A Chinese scheme, it seem, had been conspired
to scatter Maoist seeds into African soils. It seem, of their exploding
population, that photocopied pieces of China had been copied and pasted, and
forwarded with attachments into the city, and the city ‘owners started noticing’
how many Made in China wares decorated their households; as if they had brought
all their China overseas and left none back there. And being all day building
bridges, streets, roads, and at night mingling with and singling out the oldest
profession, it can be imagined, the results after nine months: Wanjiru wa Wu
and Ngugi wa Nging Ngong –the mottled conjugation of Afro-Sino cultures.

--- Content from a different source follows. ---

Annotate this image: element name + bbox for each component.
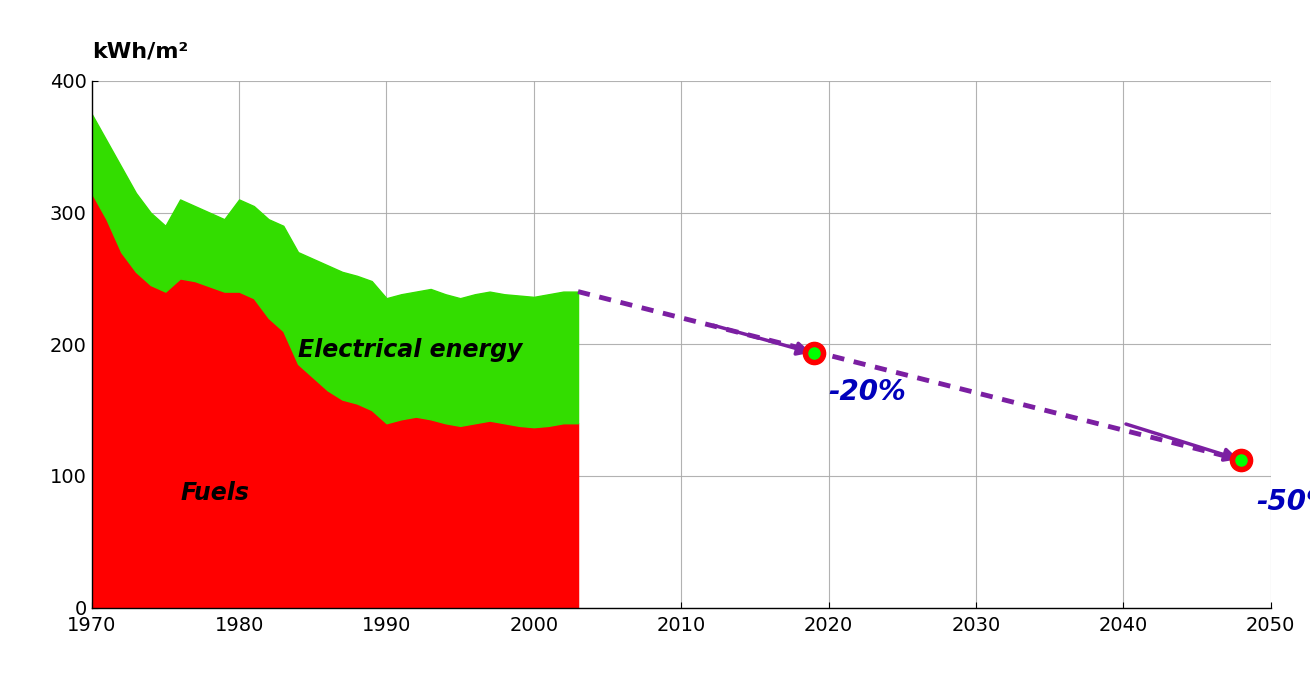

One such conjugated union was Murder Shiro,
the socialite of Urusi; a juicy story that buzzed across both social and
unsocial media. The fecund fruit, Wangui wa Wangdu, was sold away for many
pieces of Chinese silver, and went on to live in the custody of his father in
Guangdong and with such a drama that’d inspire a Chinese Chalk Circle. Yet,
such was the amicable but distant pact that contented the socialite Shiro; for
it established her ‘Merde She-Wrote’ notoriety and ensured her daughter’s
success.
The Shiro stain had rusted in peace; well, as
the Y2K wore on, until we got a call from the most unlikely quarters. Through a
referral, a Mr. Wangdu who sent his PA to our Westlands Tuition Centre and required
me to personally attend to his child’s private studies after a place had
already been secured at the prestigious ISK for an AS Level. The student wanted
help taking an IB before proceeding to the States to study architecture like the
father.
‘Mr. Busy Wangdu want sree monss for perfect American
English.’ He said.
‘Mr. Busy?’
‘Yeah, Busy.’ And he spelled B-i X-i when he
saw my confusion, pronouncing it in his Mandarin monosyllables, asking for only
three months, for me to tutor her daughter, polish her accent until she spoke
like an American.
‘She finish English grammar school in
Guangdong only teacher teach English in Chinese.’ The PA struggled in his sluggish
Chinglish, giving me the only Learner
Info ‘record’ that she had already had her grammar polished by a local English
teacher back in her rural China. ‘You come Brook Highs Leakey Crescent Sunday sewen
sharp?’ He directed, handing me his master’s card, and after putting down a
generous down payment, hastily left.